Unlucky Monkey (1998)

Directed by
Crime and punishment
Reviewed by Simon on 2021-03-15

When a bank robbery goes wrong, Shinichi Tsutsumi is left holding a bag full of money and a knife and being chased by cops, until he runs into a woman in the street - pointy end of the knife first. He flees the scene but later hears on the news that she died, and the guilt starts to eat away at him.

Meanwhile, a Yakuza family accidentally kills a rival then tries to cover up their crime.

UNLUCKY MONKEY starts with a failed bank robbery and a Yakuza feud like Dangan Runner, but goes off in a very different direction. A plague of coincidences cause the two stories of accidental murder to intersect and overlap as Sabu explores the psychological consequences of killing in his inimitable style, with pitch black humour and surrealism.
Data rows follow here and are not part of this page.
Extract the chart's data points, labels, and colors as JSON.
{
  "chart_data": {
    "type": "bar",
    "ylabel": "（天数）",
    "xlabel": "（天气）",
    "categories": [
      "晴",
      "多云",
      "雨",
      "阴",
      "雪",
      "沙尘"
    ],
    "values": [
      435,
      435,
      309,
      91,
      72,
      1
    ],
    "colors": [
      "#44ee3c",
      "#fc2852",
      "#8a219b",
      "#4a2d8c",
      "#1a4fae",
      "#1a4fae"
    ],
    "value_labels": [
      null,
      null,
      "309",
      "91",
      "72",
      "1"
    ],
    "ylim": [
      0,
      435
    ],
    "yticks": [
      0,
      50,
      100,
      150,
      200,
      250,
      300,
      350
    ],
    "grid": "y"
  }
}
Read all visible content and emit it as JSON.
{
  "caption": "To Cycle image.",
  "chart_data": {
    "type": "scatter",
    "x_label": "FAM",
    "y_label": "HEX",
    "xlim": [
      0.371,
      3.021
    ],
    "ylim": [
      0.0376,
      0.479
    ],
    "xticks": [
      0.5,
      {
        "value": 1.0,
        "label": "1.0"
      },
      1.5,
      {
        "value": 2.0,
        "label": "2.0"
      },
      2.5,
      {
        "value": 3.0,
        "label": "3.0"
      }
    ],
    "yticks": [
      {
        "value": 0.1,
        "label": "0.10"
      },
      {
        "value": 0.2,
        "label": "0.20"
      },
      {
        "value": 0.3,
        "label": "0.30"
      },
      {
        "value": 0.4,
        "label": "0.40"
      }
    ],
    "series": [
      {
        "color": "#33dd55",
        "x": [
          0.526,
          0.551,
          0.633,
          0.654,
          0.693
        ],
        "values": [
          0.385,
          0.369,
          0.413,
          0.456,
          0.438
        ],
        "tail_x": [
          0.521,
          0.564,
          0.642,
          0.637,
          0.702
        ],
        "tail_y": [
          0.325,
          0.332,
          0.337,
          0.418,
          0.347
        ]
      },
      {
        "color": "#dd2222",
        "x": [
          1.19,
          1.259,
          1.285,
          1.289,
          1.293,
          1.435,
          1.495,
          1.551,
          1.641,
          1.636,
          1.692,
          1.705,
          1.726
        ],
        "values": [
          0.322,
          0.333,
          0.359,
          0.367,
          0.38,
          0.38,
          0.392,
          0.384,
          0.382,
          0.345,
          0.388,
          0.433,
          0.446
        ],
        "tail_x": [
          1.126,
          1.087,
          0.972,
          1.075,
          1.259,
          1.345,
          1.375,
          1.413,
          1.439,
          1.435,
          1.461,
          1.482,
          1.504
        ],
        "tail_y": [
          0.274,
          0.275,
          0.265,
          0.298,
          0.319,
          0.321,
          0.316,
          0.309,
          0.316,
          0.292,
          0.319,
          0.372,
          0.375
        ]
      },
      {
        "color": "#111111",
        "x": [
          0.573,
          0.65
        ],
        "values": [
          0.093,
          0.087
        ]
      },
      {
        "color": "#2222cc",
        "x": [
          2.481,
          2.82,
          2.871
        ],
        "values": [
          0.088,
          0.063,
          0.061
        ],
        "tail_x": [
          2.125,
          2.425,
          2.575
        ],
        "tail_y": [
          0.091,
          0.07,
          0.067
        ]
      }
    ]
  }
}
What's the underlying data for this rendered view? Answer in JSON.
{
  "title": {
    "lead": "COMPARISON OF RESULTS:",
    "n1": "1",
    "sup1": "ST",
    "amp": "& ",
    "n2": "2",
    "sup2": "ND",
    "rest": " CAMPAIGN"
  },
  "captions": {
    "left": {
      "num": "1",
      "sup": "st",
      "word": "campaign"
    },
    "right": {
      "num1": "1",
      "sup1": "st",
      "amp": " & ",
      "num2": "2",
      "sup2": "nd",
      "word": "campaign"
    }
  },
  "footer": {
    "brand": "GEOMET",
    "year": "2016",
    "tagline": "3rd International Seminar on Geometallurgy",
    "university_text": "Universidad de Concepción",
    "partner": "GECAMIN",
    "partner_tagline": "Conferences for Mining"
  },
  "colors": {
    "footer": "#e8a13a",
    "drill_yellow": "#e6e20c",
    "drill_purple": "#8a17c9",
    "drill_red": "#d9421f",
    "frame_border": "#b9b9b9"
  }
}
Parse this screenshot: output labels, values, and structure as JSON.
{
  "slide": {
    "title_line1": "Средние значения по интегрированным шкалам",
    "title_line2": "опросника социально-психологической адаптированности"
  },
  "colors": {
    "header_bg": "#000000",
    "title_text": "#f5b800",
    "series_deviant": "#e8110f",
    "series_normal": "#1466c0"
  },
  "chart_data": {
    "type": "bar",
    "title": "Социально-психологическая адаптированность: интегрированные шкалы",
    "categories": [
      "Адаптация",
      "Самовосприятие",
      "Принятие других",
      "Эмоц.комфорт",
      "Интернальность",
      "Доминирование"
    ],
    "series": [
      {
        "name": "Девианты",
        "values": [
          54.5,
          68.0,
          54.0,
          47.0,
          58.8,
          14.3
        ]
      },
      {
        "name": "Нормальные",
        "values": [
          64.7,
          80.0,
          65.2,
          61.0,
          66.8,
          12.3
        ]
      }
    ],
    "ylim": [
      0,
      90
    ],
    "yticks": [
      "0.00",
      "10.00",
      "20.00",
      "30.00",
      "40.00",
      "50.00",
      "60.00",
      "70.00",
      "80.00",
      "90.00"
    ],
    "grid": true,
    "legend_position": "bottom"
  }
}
It's a far darker film than DANGAN RUNNER, with the subject matter being quite serious even if Sabu's injection of whimsy and absurdity mean that it stays blackly comical even as lives fall apart and psyches disintegrate. Shinichi Tsutsumi first tries to justify himself over what was after all an accident, but eventually finds he cannot live with what happened. I'm guessing Dostoevsky's Crime and Punishment was a significant influence on the film, though I must confess to never having actually read it (one day, one day).

Whilst the absurdity and black humour place Sabu's early films on a continuum that spans works films by Takeshi Kitano and Takashi Miike, he has a singular style of his own. UNLUCKY MONKEY is not quite as fresh as DANGAN RUNNER and not quite as brilliant as Monday, but it is another unique and peculiar work that fits neatly in his filmography.